Spain as we know went on to thump Russia 3-0 then beat Germany in the final to ascend to the top of the footballing world. With a win Sunday in Soccer City, this Spain team attains immortality, becoming just the third team to hold both the European Championship and World Cup at the same time.
The Dutch are playing to erase the ghosts of yesteryear and get the monkey off their backs as the proverbial "best team to never win the World Cup."
But those are issue's for ESPN's pregame show, not the game itself.
However you slice, it these are probably the two best teams we've seen in South Africa, emblematic of what's been, probably, a so-so World Cup. Moments of brilliance offset my periods of controversy and inactivity.
I wavered a little bit on the Dutch ahead of the Brazil game.
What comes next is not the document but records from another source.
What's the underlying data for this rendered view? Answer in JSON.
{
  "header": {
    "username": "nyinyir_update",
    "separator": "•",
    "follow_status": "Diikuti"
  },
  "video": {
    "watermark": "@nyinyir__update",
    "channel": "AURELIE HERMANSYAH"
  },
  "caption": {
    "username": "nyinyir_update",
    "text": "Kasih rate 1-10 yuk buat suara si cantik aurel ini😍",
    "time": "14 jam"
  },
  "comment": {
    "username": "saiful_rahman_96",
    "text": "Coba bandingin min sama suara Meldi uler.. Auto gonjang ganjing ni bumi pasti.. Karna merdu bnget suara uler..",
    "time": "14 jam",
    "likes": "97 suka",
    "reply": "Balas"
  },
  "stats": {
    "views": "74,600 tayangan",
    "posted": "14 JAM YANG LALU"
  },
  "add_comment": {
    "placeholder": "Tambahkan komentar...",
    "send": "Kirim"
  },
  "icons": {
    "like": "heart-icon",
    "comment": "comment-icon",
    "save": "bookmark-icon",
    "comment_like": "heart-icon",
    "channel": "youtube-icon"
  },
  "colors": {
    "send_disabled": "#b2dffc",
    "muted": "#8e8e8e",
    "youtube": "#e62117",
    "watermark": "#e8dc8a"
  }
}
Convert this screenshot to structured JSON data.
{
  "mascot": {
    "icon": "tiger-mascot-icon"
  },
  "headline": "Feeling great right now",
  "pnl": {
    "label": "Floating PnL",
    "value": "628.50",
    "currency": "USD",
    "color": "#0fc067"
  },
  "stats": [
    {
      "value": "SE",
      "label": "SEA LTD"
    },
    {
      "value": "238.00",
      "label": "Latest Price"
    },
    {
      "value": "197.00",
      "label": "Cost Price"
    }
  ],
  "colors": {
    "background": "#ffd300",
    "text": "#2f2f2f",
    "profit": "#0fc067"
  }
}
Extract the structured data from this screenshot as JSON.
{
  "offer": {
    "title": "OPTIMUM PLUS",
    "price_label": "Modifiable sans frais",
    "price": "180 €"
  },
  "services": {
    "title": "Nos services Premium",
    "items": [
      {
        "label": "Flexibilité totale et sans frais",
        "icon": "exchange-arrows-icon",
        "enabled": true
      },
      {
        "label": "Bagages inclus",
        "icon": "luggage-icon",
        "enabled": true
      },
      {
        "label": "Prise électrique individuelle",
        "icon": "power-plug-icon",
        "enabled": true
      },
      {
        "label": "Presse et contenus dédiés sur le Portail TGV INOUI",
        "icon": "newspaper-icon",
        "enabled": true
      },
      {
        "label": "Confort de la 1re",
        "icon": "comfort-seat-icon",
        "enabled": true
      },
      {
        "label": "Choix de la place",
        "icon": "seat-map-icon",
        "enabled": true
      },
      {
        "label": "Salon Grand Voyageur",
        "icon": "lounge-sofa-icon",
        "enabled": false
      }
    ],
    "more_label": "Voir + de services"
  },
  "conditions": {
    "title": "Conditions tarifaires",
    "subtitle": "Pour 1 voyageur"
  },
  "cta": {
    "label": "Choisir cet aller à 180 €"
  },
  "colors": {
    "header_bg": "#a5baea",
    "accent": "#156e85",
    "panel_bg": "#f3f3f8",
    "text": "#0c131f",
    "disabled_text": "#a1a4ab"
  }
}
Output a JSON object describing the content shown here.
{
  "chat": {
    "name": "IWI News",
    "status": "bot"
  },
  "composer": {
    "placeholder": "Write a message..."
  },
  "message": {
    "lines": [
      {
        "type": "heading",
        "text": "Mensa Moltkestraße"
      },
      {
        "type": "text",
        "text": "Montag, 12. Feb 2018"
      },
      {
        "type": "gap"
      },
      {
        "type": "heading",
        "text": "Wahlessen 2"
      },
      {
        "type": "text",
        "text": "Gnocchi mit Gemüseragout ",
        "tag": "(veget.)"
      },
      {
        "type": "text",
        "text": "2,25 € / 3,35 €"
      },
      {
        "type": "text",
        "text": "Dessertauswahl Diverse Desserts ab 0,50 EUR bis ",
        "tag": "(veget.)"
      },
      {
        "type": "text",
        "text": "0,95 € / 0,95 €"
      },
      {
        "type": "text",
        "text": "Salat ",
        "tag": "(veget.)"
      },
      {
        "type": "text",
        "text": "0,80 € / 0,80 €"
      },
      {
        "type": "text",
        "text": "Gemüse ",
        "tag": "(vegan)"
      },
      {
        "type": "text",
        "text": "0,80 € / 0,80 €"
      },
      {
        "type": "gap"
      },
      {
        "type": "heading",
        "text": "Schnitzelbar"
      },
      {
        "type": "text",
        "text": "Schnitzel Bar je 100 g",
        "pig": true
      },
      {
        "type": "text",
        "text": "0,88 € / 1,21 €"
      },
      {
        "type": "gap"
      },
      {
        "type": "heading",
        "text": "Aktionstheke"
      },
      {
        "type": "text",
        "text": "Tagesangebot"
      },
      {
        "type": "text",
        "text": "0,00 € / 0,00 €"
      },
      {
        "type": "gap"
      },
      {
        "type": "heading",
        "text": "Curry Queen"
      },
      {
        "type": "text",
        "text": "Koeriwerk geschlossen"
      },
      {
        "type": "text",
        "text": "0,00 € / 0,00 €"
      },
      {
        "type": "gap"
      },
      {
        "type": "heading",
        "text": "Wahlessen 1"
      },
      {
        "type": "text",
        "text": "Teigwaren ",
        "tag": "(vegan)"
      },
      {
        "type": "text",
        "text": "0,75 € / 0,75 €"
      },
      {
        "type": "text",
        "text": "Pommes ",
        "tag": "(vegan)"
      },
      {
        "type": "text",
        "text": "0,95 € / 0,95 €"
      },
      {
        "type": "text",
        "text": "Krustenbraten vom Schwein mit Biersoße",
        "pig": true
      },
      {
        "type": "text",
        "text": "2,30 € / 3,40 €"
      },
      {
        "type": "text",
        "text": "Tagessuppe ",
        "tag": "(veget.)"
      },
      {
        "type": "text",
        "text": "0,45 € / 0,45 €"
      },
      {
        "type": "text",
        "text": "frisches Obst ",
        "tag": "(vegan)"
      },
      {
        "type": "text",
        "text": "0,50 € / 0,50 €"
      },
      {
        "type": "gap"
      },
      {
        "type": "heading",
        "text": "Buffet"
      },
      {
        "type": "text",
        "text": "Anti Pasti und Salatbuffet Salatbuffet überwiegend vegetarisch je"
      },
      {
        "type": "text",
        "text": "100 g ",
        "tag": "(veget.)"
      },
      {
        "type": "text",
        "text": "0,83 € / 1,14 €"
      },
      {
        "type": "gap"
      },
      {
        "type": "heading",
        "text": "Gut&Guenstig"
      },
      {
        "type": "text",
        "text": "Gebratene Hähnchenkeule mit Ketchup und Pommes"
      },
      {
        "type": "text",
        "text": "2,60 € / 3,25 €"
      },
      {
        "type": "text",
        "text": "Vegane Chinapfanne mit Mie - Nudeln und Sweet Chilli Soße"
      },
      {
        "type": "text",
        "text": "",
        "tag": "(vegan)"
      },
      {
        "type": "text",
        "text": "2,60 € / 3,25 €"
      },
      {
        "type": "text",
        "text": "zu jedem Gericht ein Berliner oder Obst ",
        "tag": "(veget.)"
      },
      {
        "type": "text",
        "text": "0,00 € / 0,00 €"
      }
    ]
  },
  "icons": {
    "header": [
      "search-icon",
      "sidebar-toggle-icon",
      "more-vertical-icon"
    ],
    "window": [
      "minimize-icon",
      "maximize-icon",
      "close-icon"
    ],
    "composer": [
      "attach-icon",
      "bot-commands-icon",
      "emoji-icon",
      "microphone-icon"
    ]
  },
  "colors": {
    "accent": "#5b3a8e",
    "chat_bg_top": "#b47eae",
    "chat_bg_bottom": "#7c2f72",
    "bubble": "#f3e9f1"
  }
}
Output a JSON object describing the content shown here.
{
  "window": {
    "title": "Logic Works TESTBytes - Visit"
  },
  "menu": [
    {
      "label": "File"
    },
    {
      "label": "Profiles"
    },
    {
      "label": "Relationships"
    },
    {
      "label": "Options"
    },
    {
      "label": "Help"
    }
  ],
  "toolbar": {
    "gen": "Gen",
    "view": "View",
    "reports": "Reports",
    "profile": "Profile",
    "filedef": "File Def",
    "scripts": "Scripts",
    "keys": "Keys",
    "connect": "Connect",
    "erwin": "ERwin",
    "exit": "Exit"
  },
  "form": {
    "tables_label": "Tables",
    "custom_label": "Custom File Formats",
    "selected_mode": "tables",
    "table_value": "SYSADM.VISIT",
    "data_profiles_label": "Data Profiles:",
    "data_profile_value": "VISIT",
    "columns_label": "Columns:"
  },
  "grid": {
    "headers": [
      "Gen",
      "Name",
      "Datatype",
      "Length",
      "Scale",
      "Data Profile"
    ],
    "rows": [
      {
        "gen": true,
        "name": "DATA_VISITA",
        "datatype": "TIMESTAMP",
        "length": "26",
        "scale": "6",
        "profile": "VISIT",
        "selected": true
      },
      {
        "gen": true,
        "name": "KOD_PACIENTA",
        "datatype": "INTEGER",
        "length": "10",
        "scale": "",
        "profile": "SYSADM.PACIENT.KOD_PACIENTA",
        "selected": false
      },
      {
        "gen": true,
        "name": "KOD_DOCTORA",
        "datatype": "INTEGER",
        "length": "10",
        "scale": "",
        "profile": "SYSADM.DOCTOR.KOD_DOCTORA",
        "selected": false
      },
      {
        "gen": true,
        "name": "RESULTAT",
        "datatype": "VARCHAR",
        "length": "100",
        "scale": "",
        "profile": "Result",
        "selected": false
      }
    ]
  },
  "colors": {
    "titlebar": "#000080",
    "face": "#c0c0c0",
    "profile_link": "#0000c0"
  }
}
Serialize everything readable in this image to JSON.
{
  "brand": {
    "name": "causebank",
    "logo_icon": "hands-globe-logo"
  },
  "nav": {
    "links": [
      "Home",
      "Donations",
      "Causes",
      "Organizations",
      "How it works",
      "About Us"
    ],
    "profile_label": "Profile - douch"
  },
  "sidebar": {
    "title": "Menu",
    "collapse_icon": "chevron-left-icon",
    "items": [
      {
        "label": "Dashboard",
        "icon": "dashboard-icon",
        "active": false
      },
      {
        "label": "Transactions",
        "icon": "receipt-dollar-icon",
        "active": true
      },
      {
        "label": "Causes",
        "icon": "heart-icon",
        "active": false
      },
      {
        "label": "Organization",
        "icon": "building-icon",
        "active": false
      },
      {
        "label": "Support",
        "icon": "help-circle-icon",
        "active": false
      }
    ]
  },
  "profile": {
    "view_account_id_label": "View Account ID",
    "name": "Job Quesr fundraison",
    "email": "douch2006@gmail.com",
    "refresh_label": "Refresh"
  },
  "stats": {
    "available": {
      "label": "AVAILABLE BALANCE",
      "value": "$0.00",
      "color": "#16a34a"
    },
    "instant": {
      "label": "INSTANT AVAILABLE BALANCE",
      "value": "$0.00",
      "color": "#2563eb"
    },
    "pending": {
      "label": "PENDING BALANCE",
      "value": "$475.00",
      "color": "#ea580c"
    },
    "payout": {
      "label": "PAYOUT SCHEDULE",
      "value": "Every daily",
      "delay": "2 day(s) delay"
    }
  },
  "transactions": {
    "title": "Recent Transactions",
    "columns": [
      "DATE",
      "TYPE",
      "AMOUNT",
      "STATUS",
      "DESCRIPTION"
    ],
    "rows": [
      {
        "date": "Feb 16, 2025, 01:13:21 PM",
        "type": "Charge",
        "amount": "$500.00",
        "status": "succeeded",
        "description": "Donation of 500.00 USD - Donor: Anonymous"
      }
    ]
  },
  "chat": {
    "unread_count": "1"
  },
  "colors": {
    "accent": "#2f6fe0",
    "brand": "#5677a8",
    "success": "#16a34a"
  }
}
Didn't think they had a chance. That game, however, sets them up perfectly for Spain from a mental standpoint. If they can go down 1-0 to Brazil, they can handle what Spain throws at them.
Spain is going to find out that beating a Mueller-less Germany is a lot easier than a Dutch team with Robben firing up-and-down the wing and cutting inside on all cylinders. Sneijder finds a way -- like all tournament -- to make something happen.
If I'm wrong so be it. Even if this isn't the lovable, romanticized Dutch of yore, Netherlands 2, Spain 1 ... Hup Holland Hup.